Besides the galaxy-native mirror, the tool can load the **Northwind company
shape** (`filling / line-1 / rinser-01 / speed-rpm`) as a second, **Equipment**-kind
namespace (`nw-uns`, in cluster `MAIN`) from `../company-uns.json`. Each company
signal is a **VirtualTag** (+ a `Script`) whose script simply mirrors the live
galaxy-mirror tag for that signal:

```csharp
return ctx.GetTag("TestMachine_001.TestDouble").Value;
```

so the company shape carries live **VALUES** driven off the same Galaxy source — no
driver, no `BadWaitingForInitialData` once the galaxy mirror is up. The `ctx.GetTag`
literal is the signal's `source.fullTagReference`; the engine's `DependencyExtractor`
harvests it and subscribes the VirtualTag to that galaxy-mirror tag. This needs
OtOpcUa `master` ≥ the Equipment-namespace VirtualTag materialisation milestone (WS-3),
which materialises `VirtualTag`/`Script` rows on deploy and added the **headless
deploy** endpoint.

```bash
./.venv/bin/python otopcua_uns.py populate-equipment        # 3 areas / 8 lines / 40 equipment / 1036 VirtualTags
curl -s -X POST http://localhost:9200/api/deployments -H 'X-Api-Key: docker-dev-deploy-key'   # headless deploy
./.venv/bin/python otopcua_uns.py verify-equipment --expect 1036 --require-good 396 --wait --wait-seconds 300   # structure + live values
```

> **Verified live 2026-06-07** (OtOpcUa `feat/equipment-namespace-live-values`): galaxy mirror
> **396/396 Good**, company overlay **396 Good** on `opc.tcp://localhost:4840`, `VERIFY-EQUIPMENT: PASS`.
> Why 396 of 1036? The shipped `company-uns.json` invents **1036 distinct** `ctx.GetTag` refs, but only
> **396** of them match a real galaxy-mirror tag — so 396 signals are backed by a live source (and all 396
> go Good); the other 640 cite synthetic refs with no galaxy tag (`BadNodeIdUnknown`).
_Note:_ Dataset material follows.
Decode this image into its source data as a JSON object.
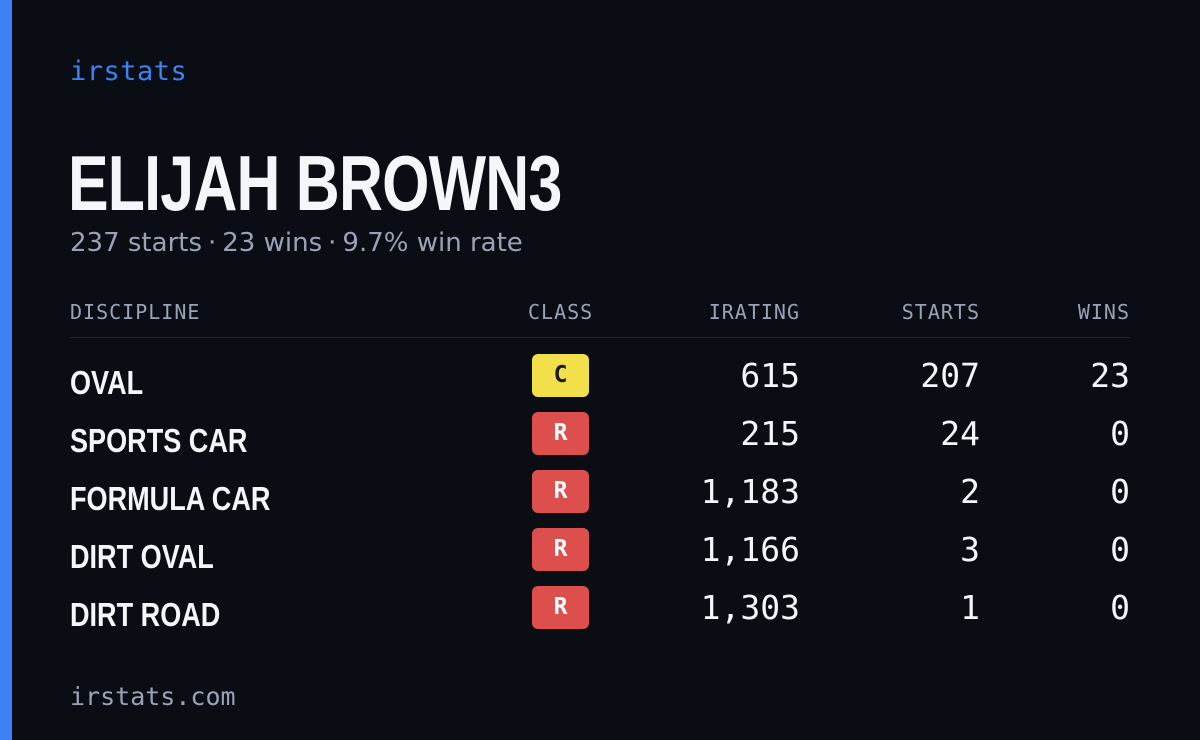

That ratio is a
> property of the company model, not the streaming path — **every signal with a resolvable live source
> streams Good.** So `--require-good 396` is the meaningful gate for the current model. Survives a node
> restart with no re-deploy (the bootstrap-restore path re-materialises + re-applies the VirtualTags).
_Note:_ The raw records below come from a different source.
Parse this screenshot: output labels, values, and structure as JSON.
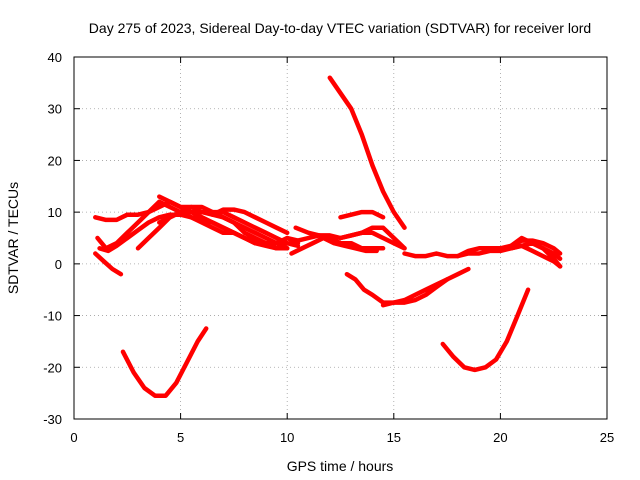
{
  "chart_data": {
    "type": "line",
    "title": "Day 275 of 2023, Sidereal Day-to-day VTEC variation (SDTVAR) for receiver lord",
    "xlabel": "GPS time / hours",
    "ylabel": "SDTVAR / TECUs",
    "xlim": [
      0,
      25
    ],
    "ylim": [
      -30,
      40
    ],
    "xticks": [
      0,
      5,
      10,
      15,
      20,
      25
    ],
    "yticks": [
      -30,
      -20,
      -10,
      0,
      10,
      20,
      30,
      40
    ],
    "grid": true,
    "color": "#ff0000",
    "series": [
      {
        "name": "s1",
        "x": [
          1.1,
          1.5,
          2.0,
          2.5,
          3.0,
          3.5,
          4.0,
          4.5,
          5.0,
          5.5,
          6.0,
          6.5,
          7.0,
          7.5,
          8.0,
          8.5,
          9.0,
          9.5,
          10.0
        ],
        "y": [
          5,
          3,
          4,
          6,
          8,
          10,
          12,
          11,
          10,
          9,
          8,
          7,
          6,
          6,
          5,
          4,
          4,
          3,
          3
        ]
      },
      {
        "name": "s2",
        "x": [
          1.0,
          1.5,
          2.0,
          2.5,
          3.0,
          3.5,
          4.0,
          4.5,
          5.0,
          5.5,
          6.0,
          6.5,
          7.0,
          7.5,
          8.0,
          8.5,
          9.0,
          9.5,
          10.0
        ],
        "y": [
          9,
          8.5,
          8.5,
          9.5,
          9.5,
          10,
          11,
          12,
          11,
          10,
          9,
          8,
          7,
          6,
          5,
          4.5,
          4,
          4,
          4
        ]
      },
      {
        "name": "s3",
        "x": [
          1.2,
          1.6,
          2.0,
          2.5,
          3.0,
          3.5,
          4.0,
          4.5,
          5.0,
          5.5,
          6.0,
          6.5,
          7.0,
          7.5,
          8.0,
          8.5,
          9.0,
          9.5
        ],
        "y": [
          3,
          2.5,
          3.5,
          5,
          6.5,
          8,
          9,
          9.5,
          9.5,
          9,
          8.5,
          8,
          7,
          6,
          5,
          4,
          3.5,
          3
        ]
      },
      {
        "name": "s4",
        "x": [
          3.0,
          3.5,
          4.0,
          4.5,
          5.0,
          5.5,
          6.0,
          6.5,
          7.0,
          7.5,
          8.0,
          8.5,
          9.0,
          9.5,
          10.0,
          10.5
        ],
        "y": [
          3,
          5,
          7,
          9,
          10,
          10,
          10,
          10,
          10,
          9,
          8,
          7,
          6,
          5,
          4,
          3.5
        ]
      },
      {
        "name": "s5",
        "x": [
          4.0,
          4.5,
          5.0,
          5.5,
          6.0,
          6.5,
          7.0,
          7.5,
          8.0,
          8.5,
          9.0,
          9.5,
          10.0
        ],
        "y": [
          13,
          12,
          11,
          11,
          10,
          9.5,
          9,
          8,
          7,
          6,
          5,
          4,
          3
        ]
      },
      {
        "name": "s6",
        "x": [
          4.0,
          4.5,
          5.0,
          5.5,
          6.0,
          6.5,
          7.0,
          7.5,
          8.0,
          8.5,
          9.0,
          9.5,
          10.0,
          10.5
        ],
        "y": [
          8,
          9,
          10,
          11,
          11,
          10,
          9,
          8,
          6,
          5,
          4,
          4,
          5,
          4
        ]
      },
      {
        "name": "s7",
        "x": [
          6.5,
          7.0,
          7.5,
          8.0,
          8.5,
          9.0,
          9.5,
          10.0
        ],
        "y": [
          9.5,
          10.5,
          10.5,
          10,
          9,
          8,
          7,
          6
        ]
      },
      {
        "name": "s8",
        "x": [
          1.0,
          1.4,
          1.8,
          2.2
        ],
        "y": [
          2,
          0.5,
          -1,
          -2
        ]
      },
      {
        "name": "s9",
        "x": [
          10.0,
          10.5,
          11.0,
          11.5,
          12.0,
          12.5,
          13.0,
          13.5,
          14.0,
          14.5
        ],
        "y": [
          5,
          4.5,
          5,
          5.5,
          5,
          4,
          4,
          3,
          3,
          3
        ]
      },
      {
        "name": "s10",
        "x": [
          10.2,
          10.7,
          11.2,
          11.7,
          12.2,
          12.7,
          13.2,
          13.7,
          14.2
        ],
        "y": [
          2,
          3,
          4,
          5,
          4,
          3.5,
          3,
          2.5,
          2.5
        ]
      },
      {
        "name": "s11",
        "x": [
          10.4,
          11.0,
          11.5,
          12.0,
          12.5,
          13.0,
          13.5,
          14.0,
          14.5,
          15.0,
          15.5
        ],
        "y": [
          7,
          6,
          5.5,
          5.5,
          5,
          5.5,
          6,
          7,
          7,
          5,
          3
        ]
      },
      {
        "name": "s12",
        "x": [
          12.5,
          13.0,
          13.5,
          14.0,
          14.5,
          15.0,
          15.5
        ],
        "y": [
          5,
          5.5,
          6,
          6,
          5,
          4,
          3
        ]
      },
      {
        "name": "s13",
        "x": [
          12.5,
          13.0,
          13.5,
          14.0,
          14.5
        ],
        "y": [
          9,
          9.5,
          10,
          10,
          9
        ]
      },
      {
        "name": "s14",
        "x": [
          12.0,
          12.5,
          13.0,
          13.5,
          14.0,
          14.5,
          15.0,
          15.5
        ],
        "y": [
          36,
          33,
          30,
          25,
          19,
          14,
          10,
          7
        ]
      },
      {
        "name": "s15",
        "x": [
          12.8,
          13.2,
          13.6,
          14.0,
          14.5,
          15.0,
          15.5,
          16.0,
          16.5,
          17.0,
          17.5
        ],
        "y": [
          -2,
          -3,
          -5,
          -6,
          -7.5,
          -7.5,
          -7.5,
          -7,
          -6,
          -4.5,
          -3
        ]
      },
      {
        "name": "s16",
        "x": [
          14.5,
          15.0,
          15.5,
          16.0,
          16.5,
          17.0,
          17.5,
          18.0,
          18.5
        ],
        "y": [
          -8,
          -7.5,
          -7,
          -6,
          -5,
          -4,
          -3,
          -2,
          -1
        ]
      },
      {
        "name": "s17",
        "x": [
          15.5,
          16.0,
          16.5,
          17.0,
          17.5,
          18.0,
          18.5,
          19.0,
          19.5,
          20.0,
          20.5,
          21.0,
          21.5,
          22.0,
          22.5,
          22.8
        ],
        "y": [
          2,
          1.5,
          1.5,
          2,
          1.5,
          1.5,
          2,
          2,
          2.5,
          2.5,
          3,
          3.5,
          4,
          3,
          1,
          -0.5
        ]
      },
      {
        "name": "s18",
        "x": [
          18.0,
          18.5,
          19.0,
          19.5,
          20.0,
          20.5,
          21.0,
          21.5,
          22.0,
          22.5,
          22.8
        ],
        "y": [
          1.5,
          2.5,
          3,
          3,
          3,
          3.5,
          5,
          4,
          3,
          2,
          1
        ]
      },
      {
        "name": "s19",
        "x": [
          20.5,
          21.0,
          21.5,
          22.0,
          22.5,
          22.8
        ],
        "y": [
          3.5,
          4.5,
          4.5,
          4,
          3,
          2
        ]
      },
      {
        "name": "s20",
        "x": [
          20.5,
          21.0,
          21.5,
          22.0,
          22.5,
          22.8
        ],
        "y": [
          3,
          3.5,
          2.5,
          1.5,
          0.5,
          -0.5
        ]
      },
      {
        "name": "s21",
        "x": [
          2.3,
          2.8,
          3.3,
          3.8,
          4.3,
          4.8,
          5.3,
          5.8,
          6.2
        ],
        "y": [
          -17,
          -21,
          -24,
          -25.5,
          -25.5,
          -23,
          -19,
          -15,
          -12.5
        ]
      },
      {
        "name": "s22",
        "x": [
          17.3,
          17.8,
          18.3,
          18.8,
          19.3,
          19.8,
          20.3,
          20.8,
          21.3
        ],
        "y": [
          -15.5,
          -18,
          -20,
          -20.5,
          -20,
          -18.5,
          -15,
          -10,
          -5
        ]
      }
    ]
  }
}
UNS folders carry the friendly **DisplayName** (`filling`); the BrowseName/NodeId
stay the stable logical Id (`nw-area-filling`) — standard OPC UA. **No driver:** the
company signals are VirtualTags (which link to Equipment + a Script, not a driver); a
placeholder `nw-uns-modbus` driver is kept only because an Equipment namespace is
expected to have one, but no `Tag` binds to it. `verify-equipment --require-good N`
reads each leaf's value and asserts at least N are Good (default `0` = structure-only,
back-compat); `--wait` polls until the deploy + change-triggered evaluations land.
Tracked in `OtOpcUa/docs/plans/2026-06-06-equipment-namespace-materialization-scope.md` (WS-3).

`clean` removes both the mirror tags and the company overlay (the `VirtualTag` +
`Script` rows, in FK-safe order, plus the namespace/driver/equipment/areas/lines).